Are You Having Fun Yet? Pay Attention To Body Signals And Enjoy The Rest Of Your Summer! Since August is both Pain and Psoriasis Awareness month (Fun Month Right?) I wanted to comment on both of these and their associated manifestations, as well as offer some alternative therapeutic options. Pain is universally understood as a signal of disease and often the most common symptom that brings a patient to see their doctor. Pain is an unpleasant sensation localized to a part of the body. It is described with terms like burning, stabbing, twisting, tearing, squeezing, or an emotional reaction like terrifying, nauseating or sickening. Any pain of moderate to high intensity is accompanied by anxiety. It is the task of medicine to preserve and restore health and to relieve suffering, i.e. pain.
Pain can be emotional, physical, psychological or spiritual. When pain is acute it is accompanied by a stress response, which produces increased blood pressure, heart rate, pupil diameter and plasma Cortisol levels. Psoriasis itself is an emotional and painful disease (in more ways than one), let alone factor in its relationship to psoriatic arthritis in susceptible individuals. The good news is by making lifestyle changes today, many of the symptoms can be reduced or in some cases alleviated all together.

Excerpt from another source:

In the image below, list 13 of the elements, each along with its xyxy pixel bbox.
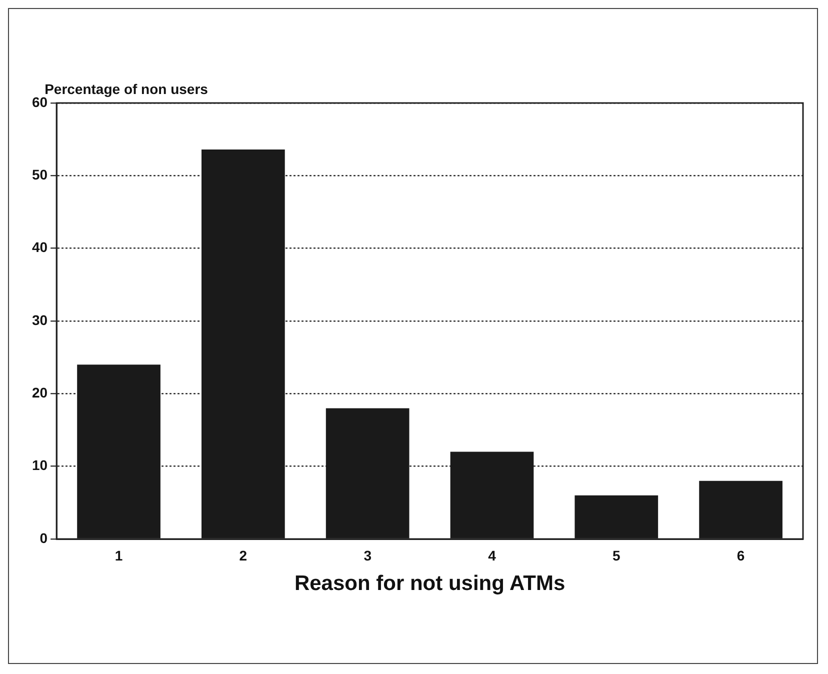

Psoriatic Arthritis And Treatment Options
Psoriatic arthritis occurs in 10-30% of people living with psoriasis. It is a chronic inflammatory disease of the joints and connective tissue that can be very painful and even disabling depending on the severity of it and how early the diagnosis is made. The cause of psoriatic arthritis is not known, however, the immune system, genetics and environmental factors (emotional stress, toxins, etc.) are thought to be contributors. The onset of psoriatic arthritis typically appears between the ages of 30-50; earlier onset may result in a more severe form of the disease.
A person can have psoriasis for up to 20 years before ever developing symptoms of psoriatic arthritis; however, on average the symptoms begin to show 10 years after the first signs of psoriasis. Although 85% of patients have psoriasis prior to psoriatic arthritis, there are a small number of cases when symptoms of psoriatic arthritis appear first. Early diagnosis will allow for the best possible prognosis. The symptoms of psoriatic arthritis are generalized fatigue, nail changes such as pitted nail beds, redness and pain of the eye, swollen fingers or toes; along with joint stiffness, pain and tenderness, as well as sensitivity around the surrounding tissue of the joints. If you have psoriasis and are experiencing any of these symptoms, please inform your dermatologist or general practitioner. He or she will refer you to a physician who specializes in arthritis, often a rheumatologist.
There is no single test that can diagnose a person with psoriatic arthritis. Often it is diagnosed through a process of elimination and observation of symptoms. Many of the traditional tests to diagnose various forms of arthritis do not show conclusively that someone is suffering from psoriatic a rthritis; they do, however, conclude that the patient is not suffering from some other form of arthritis.
Traditional treatment of the condition includes: anti-inflammatory medications and disease-modifying medicines such as methotrexate. Other treatments include: diet, exercise, climate change, surgery, physical therapy, splints and nutritional supplementation.
Another important note is that since part of the cause is due to environmental factors such as a build up of toxins (from smoking, alcohol consumption, pollutants and pharmaceutical medications) many of those who suffer from psoriasis and psoriatic arthritis improve with cleansing and detoxifying the liver.
Lastly, the control of psoriasis symptoms may also help to control symptoms of psoriatic arthritis and early diagnosis is your best defense. Don’t ignore symptoms of any kind and actively seek treatment for both.